When everyone starts increasing prices due to inflation, it impacts singular businesses who also have to deal with price changes. Supplies aren’t as cheap as they used to be and profit margins shrink. Businesses are forced to act if they don’t want to incur losses. However, whereas many business leaders see price increases due to inflation as fair, many customers do not. The further down the supply chain one goes, the bigger those price increases become. B2B businesses are in a position where their customers are tackling similar inflation issues that they are.
Inflation is a reminder for businesses to rethink their expenses. It is prime time for them to consider which businesses they purchase from and make some changes. B2B businesses need to balance the impact of inflation on both their businesses and their customers’ businesses in order to maintain satisfaction on both sides.
So, how can B2B businesses maintain this balance of satisfaction?
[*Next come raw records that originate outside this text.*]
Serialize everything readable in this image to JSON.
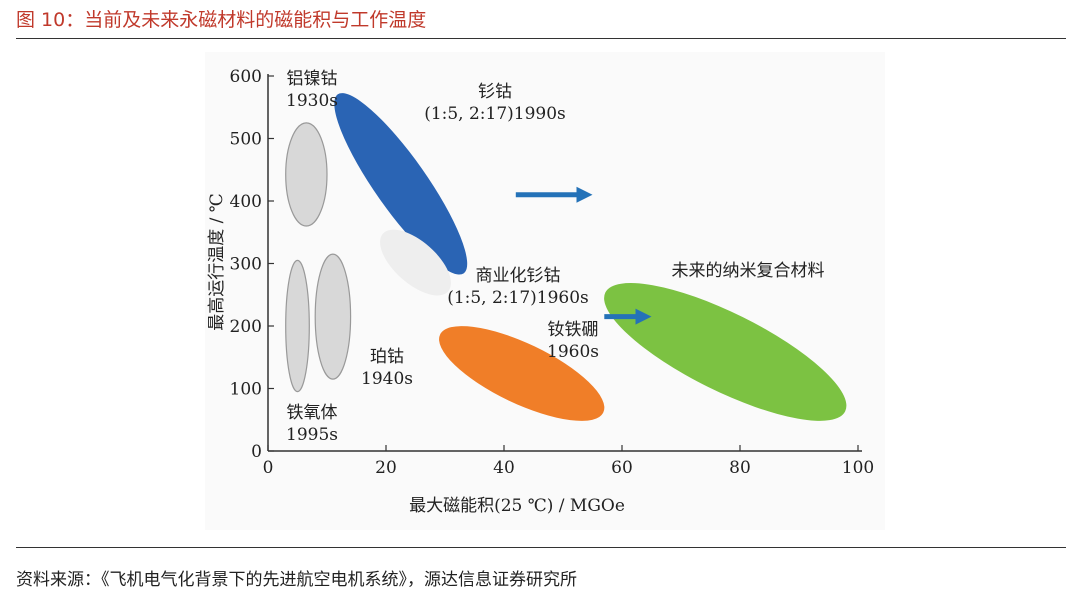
{
  "figure_title": "图 10：当前及未来永磁材料的磁能积与工作温度",
  "source_text": "资料来源：《飞机电气化背景下的先进航空电机系统》，源达信息证券研究所",
  "colors": {
    "title": "#c0392b",
    "smco_1990s": "#2a64b4",
    "ndfeb": "#f07e28",
    "future": "#7cc242",
    "gray_region": "#d8d8d8",
    "arrow": "#2472b8"
  },
  "chart_data": {
    "type": "scatter",
    "title": "",
    "xlabel": "最大磁能积(25 ℃) / MGOe",
    "ylabel": "最高运行温度 / ℃",
    "xlim": [
      0,
      100
    ],
    "ylim": [
      0,
      600
    ],
    "xticks": [
      0,
      20,
      40,
      60,
      80,
      100
    ],
    "yticks": [
      0,
      100,
      200,
      300,
      400,
      500,
      600
    ],
    "regions": [
      {
        "key": "alnico",
        "lines": [
          "铝镍钴",
          "1930s"
        ],
        "color": "#d8d8d8",
        "x_range": [
          3,
          10
        ],
        "y_range": [
          360,
          525
        ]
      },
      {
        "key": "ferrite",
        "lines": [
          "铁氧体",
          "1995s"
        ],
        "color": "#d8d8d8",
        "x_range": [
          3,
          7
        ],
        "y_range": [
          95,
          305
        ]
      },
      {
        "key": "ptco",
        "lines": [
          "珀钴",
          "1940s"
        ],
        "color": "#d8d8d8",
        "x_range": [
          8,
          14
        ],
        "y_range": [
          115,
          315
        ]
      },
      {
        "key": "smco_1990s",
        "lines": [
          "钐钴",
          "(1:5, 2:17)1990s"
        ],
        "color": "#2a64b4",
        "x_range": [
          10,
          32
        ],
        "y_range": [
          290,
          560
        ]
      },
      {
        "key": "smco_1960s",
        "lines": [
          "商业化钐钴",
          "(1:5, 2:17)1960s"
        ],
        "color": "#eeeeee",
        "x_range": [
          20,
          30
        ],
        "y_range": [
          260,
          345
        ]
      },
      {
        "key": "ndfeb",
        "lines": [
          "钕铁硼",
          "1960s"
        ],
        "color": "#f07e28",
        "x_range": [
          30,
          56
        ],
        "y_range": [
          55,
          195
        ]
      },
      {
        "key": "future",
        "lines": [
          "未来的纳米复合材料"
        ],
        "color": "#7cc242",
        "x_range": [
          58,
          97
        ],
        "y_range": [
          65,
          255
        ]
      }
    ],
    "arrows": [
      {
        "from": [
          42,
          410
        ],
        "to": [
          55,
          410
        ]
      },
      {
        "from": [
          57,
          215
        ],
        "to": [
          65,
          215
        ]
      }
    ]
  }
}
How can they secure their cash flow while mitigating losses, both in terms of finances and business relations?
They manage their pricing
Of course, when the value of money changes, the value of goods and services should too. That means that businesses may see their expenses increase. The simplest choice is thus to increase the prices of their own goods and services. It’s how these price adjustments are done that can change how they are viewed.
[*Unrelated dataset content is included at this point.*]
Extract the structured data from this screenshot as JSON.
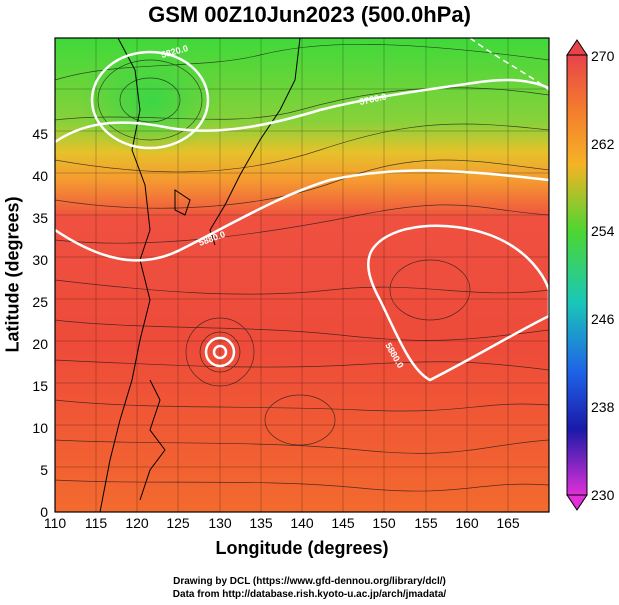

With fuel prices increasing, businesses that ship and deliver their products can instead add a surcharge of fuel to the delivery costs. In fact, adjustments to the delivery costs need not only be tied to fuel prices. If the costs of producing or purchasing goods increase, the delivery prices can take the bulk of the price increase. A clever businessperson will understand that price adjustments don’t need to be one-to-one changes. They will divvy up price increases across different avenues proportional to how little it will affect the customer’s perception of the business. After all, even if the price increase is overall the same, it’s the psychological perception of those prices that impact buying decisions.
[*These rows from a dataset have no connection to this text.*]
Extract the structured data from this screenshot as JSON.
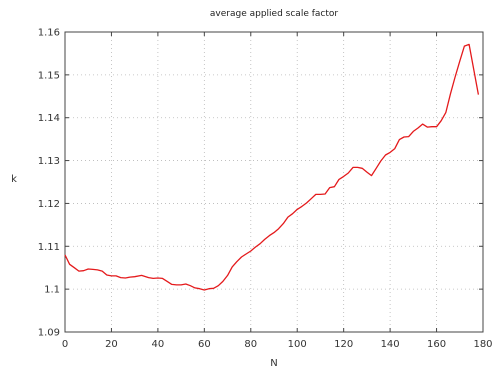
{
  "chart_data": {
    "type": "line",
    "title": "average applied scale factor",
    "xlabel": "N",
    "ylabel": "k",
    "xlim": [
      0,
      180
    ],
    "ylim": [
      1.09,
      1.16
    ],
    "xticks": [
      0,
      20,
      40,
      60,
      80,
      100,
      120,
      140,
      160,
      180
    ],
    "yticks": [
      1.09,
      1.1,
      1.11,
      1.12,
      1.13,
      1.14,
      1.15,
      1.16
    ],
    "ytick_labels": [
      "1.09",
      "1.1",
      "1.11",
      "1.12",
      "1.13",
      "1.14",
      "1.15",
      "1.16"
    ],
    "grid": true,
    "legend": "none",
    "series": [
      {
        "color": "#e41a1c",
        "x": [
          0,
          2,
          4,
          6,
          8,
          10,
          12,
          14,
          16,
          18,
          20,
          22,
          24,
          26,
          28,
          30,
          33,
          36,
          38,
          40,
          42,
          44,
          46,
          48,
          50,
          52,
          54,
          56,
          58,
          60,
          62,
          64,
          66,
          68,
          70,
          72,
          74,
          76,
          78,
          80,
          82,
          84,
          86,
          88,
          90,
          92,
          94,
          96,
          98,
          100,
          102,
          104,
          106,
          108,
          110,
          112,
          114,
          116,
          118,
          120,
          122,
          124,
          126,
          128,
          130,
          132,
          134,
          136,
          138,
          140,
          142,
          144,
          146,
          148,
          150,
          152,
          154,
          156,
          158,
          160,
          162,
          164,
          166,
          168,
          170,
          172,
          174,
          176,
          178
        ],
        "y": [
          1.108,
          1.1058,
          1.105,
          1.1042,
          1.1043,
          1.1047,
          1.1046,
          1.1045,
          1.1042,
          1.1033,
          1.1031,
          1.1031,
          1.1027,
          1.1026,
          1.1028,
          1.1029,
          1.1032,
          1.1027,
          1.1025,
          1.1026,
          1.1025,
          1.1018,
          1.1011,
          1.101,
          1.101,
          1.1012,
          1.1008,
          1.1003,
          1.1001,
          1.0998,
          1.1001,
          1.1002,
          1.1008,
          1.1018,
          1.1032,
          1.1052,
          1.1064,
          1.1075,
          1.1082,
          1.1089,
          1.1098,
          1.1106,
          1.1116,
          1.1125,
          1.1132,
          1.1141,
          1.1153,
          1.1168,
          1.1176,
          1.1186,
          1.1193,
          1.1201,
          1.1211,
          1.1221,
          1.1221,
          1.1222,
          1.1237,
          1.1239,
          1.1256,
          1.1263,
          1.1271,
          1.1284,
          1.1284,
          1.1282,
          1.1273,
          1.1265,
          1.1282,
          1.1299,
          1.1313,
          1.1319,
          1.1328,
          1.1349,
          1.1355,
          1.1356,
          1.1368,
          1.1376,
          1.1385,
          1.1378,
          1.1379,
          1.1379,
          1.1393,
          1.1412,
          1.1456,
          1.1495,
          1.1532,
          1.1567,
          1.1571,
          1.1513,
          1.1454
        ]
      }
    ]
  }
}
There is also the option of differential price increases based on customer profitability. For example, more profitable customers will see the lowest price increases while profit margins from less profitable customers will see a greater increase. This can backfire, however. Some customers will be glad to know that they won’t have to fork out more money to spend on the products and services that they already have, but others won’t be too impressed when they receive drastic price increases. It is preferable to have blanket price increases if customer retention is important.
Finally, immediate drastic changes are often worse than gradual incremental changes. Not only does it seem like a less noticeable change overall, but it gives B2B customers ample time to adjust.
They cut down on costs
While increasing prices are one way for a B2B business to maintain cash flow with inflation, decreasing expenditure is another. B2B businesses should scour their expenses for wasted money. Are there tools that employees are not utilising? Are there expensive and extensive services where only half of the functionality is actually useful? Perhaps there are cheaper alternatives with only the features that are required.
Negotiating prices with suppliers is another source of cost-cutting. It doesn’t even have to be large price reductions across the board, small changes here and there might suffice. As with adjusting one’s own prices, selectively negotiating prices to compensate for other costs can be useful in maintaining supplier relationships.
There are also times when products and services are unnecessarily costly. Are there unnecessary features that customers do not care that much about? Reducing a product down to the most used features allows money to be saved even if the price of the product or service isn’t proportionally scaled down. Again, it’s in the psychological perception of price. But there are times when customers may reject the loss of functionality. In that case, B2B businesses can offer alternatives.
They adjust the product mix
When price increases are necessary, one way to mask them is to add a new feature to a product or service that costs less than the price increase. In this way, the price increase is seen less as a price increase for the sake of it and more of a price increase due to upgrades. Or, if features are being lost, other benefits can be offered in their place.
Where inflation is a reminder to rethink business relationships for a B2B business, it is also a reminder to reassess the product mix entirely. Which products are bringing in the most revenue and which are wasted expenditures? Inflation is essentially a driver of financial efficiency. Products are brought on and taken down to maximise profits as it is with other business functions.
They allow for losses
Many B2B businesses fear exaggerated losses. When taking the proper precautions, this is often unfounded. It is natural to incur some losses in the beginning, especially when testing the inflation waters, but in the long-term things usually settle down. It’s the short-term that worries people.
At times, maintaining customer and business relationships is more important for long-term success than worrying about cash flow in the short term. This means that B2B businesses may have to be prepared for losses in order to maintain important business relations in the future. If capacity is strained, dropping low profit leads might be more beneficial if more attractive leads can be pursued.
Ultimately, inflation results in financial strains. With a bit of elasticity, these strains can be alleviated. Sometimes, those strains are necessary for businesses to be placed into a less strained position. These are only some of the options available to B2B businesses, but a smart businessperson knows how to make it to the long term and come out successfully.